Problem

Recall the globalLandTempHist.txt dataset that consisted of the global land temperature of Earth over the past 300 years. Also recall that a covariance matrix is a symmetric positive-definite square matrix of the form,

\[\Sigma = \begin{pmatrix} \sigma_{11} & \sigma_{12} \\ \sigma_{21} & \sigma_{22} \end{pmatrix}\]

where each element is computed via the following equation,

\[\sigma_{ij} = \sum_1^{n} ~ (x_i-\overline{x})(y_j-\overline{y})\]
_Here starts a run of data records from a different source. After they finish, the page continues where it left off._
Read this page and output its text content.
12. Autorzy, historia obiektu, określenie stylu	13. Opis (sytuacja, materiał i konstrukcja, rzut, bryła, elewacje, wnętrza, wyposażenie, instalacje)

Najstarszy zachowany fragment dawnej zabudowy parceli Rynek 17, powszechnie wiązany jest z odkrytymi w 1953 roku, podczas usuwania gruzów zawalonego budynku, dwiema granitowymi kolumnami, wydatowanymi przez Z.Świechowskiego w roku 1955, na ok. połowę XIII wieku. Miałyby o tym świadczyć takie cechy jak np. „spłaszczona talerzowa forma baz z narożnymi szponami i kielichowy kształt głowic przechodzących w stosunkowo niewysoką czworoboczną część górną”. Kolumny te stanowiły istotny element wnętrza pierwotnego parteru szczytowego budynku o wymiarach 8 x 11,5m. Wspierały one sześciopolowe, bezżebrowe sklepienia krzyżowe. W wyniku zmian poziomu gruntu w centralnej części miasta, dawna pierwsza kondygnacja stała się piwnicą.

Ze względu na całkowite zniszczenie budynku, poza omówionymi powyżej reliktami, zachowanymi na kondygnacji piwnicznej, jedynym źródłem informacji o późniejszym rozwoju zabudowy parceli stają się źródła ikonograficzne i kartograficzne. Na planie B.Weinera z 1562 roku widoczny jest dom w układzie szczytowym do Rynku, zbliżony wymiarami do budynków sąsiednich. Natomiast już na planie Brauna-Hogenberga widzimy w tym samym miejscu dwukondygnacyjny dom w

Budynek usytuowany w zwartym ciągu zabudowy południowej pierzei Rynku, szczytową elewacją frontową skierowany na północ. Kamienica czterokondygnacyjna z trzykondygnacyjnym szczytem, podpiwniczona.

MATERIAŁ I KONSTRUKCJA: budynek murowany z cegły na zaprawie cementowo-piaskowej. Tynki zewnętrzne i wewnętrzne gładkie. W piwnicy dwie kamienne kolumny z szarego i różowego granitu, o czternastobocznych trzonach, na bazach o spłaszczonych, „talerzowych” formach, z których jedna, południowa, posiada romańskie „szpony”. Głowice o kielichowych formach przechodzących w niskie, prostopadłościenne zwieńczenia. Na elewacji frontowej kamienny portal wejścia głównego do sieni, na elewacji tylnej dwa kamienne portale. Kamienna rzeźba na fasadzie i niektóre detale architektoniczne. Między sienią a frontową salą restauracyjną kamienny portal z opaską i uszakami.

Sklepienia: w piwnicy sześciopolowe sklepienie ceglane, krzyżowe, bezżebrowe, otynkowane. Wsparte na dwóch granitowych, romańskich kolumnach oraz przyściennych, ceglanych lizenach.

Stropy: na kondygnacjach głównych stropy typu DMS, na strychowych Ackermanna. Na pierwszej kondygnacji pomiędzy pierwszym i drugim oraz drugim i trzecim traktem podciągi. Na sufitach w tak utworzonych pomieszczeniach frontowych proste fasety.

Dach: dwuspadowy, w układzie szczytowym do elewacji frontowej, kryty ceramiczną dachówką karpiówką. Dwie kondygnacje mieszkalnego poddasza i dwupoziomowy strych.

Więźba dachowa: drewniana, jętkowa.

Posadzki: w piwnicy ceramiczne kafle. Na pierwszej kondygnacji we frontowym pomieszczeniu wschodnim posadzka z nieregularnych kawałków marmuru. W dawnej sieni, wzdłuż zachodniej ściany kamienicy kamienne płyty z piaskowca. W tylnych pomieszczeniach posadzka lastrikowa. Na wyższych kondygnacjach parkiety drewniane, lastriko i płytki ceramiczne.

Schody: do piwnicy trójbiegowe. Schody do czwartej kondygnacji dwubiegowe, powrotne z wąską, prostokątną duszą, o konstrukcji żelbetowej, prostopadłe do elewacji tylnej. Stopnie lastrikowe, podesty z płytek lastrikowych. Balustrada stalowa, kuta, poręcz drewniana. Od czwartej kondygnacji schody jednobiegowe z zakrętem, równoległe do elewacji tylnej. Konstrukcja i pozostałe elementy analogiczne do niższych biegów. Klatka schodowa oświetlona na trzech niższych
where $n$ represents the number of data points and $x_i$ and $x_j$ are individual data points. Also, recall that the corresponding correlation matrix to this covariance matrix of data is defined as the following,

\[\text{Cor} = \begin{pmatrix} \rho_{11} = 1 & \rho_{12} = \frac{\sigma_{12}}{\sqrt(\sigma_{11}\sigma_{22})} \\ \rho_{21} = \frac{\sigma_{21}}{\sqrt(\sigma_{11}\sigma_{22})} & \rho_{22} = 1 \end{pmatrix}\]

Use the covariance matrix definition and the above equations to compute the correlation matrix of the two year and the temperature anomaly attributes in the data referenced above. To do so, first write a generic function genCorMat(Data) that takes an input matrix (table), then calls another function genCovMat(data) that computes the covariance matrix of data, then uses this covariance matrix to calculate the corresponding elements of the correlation matrix.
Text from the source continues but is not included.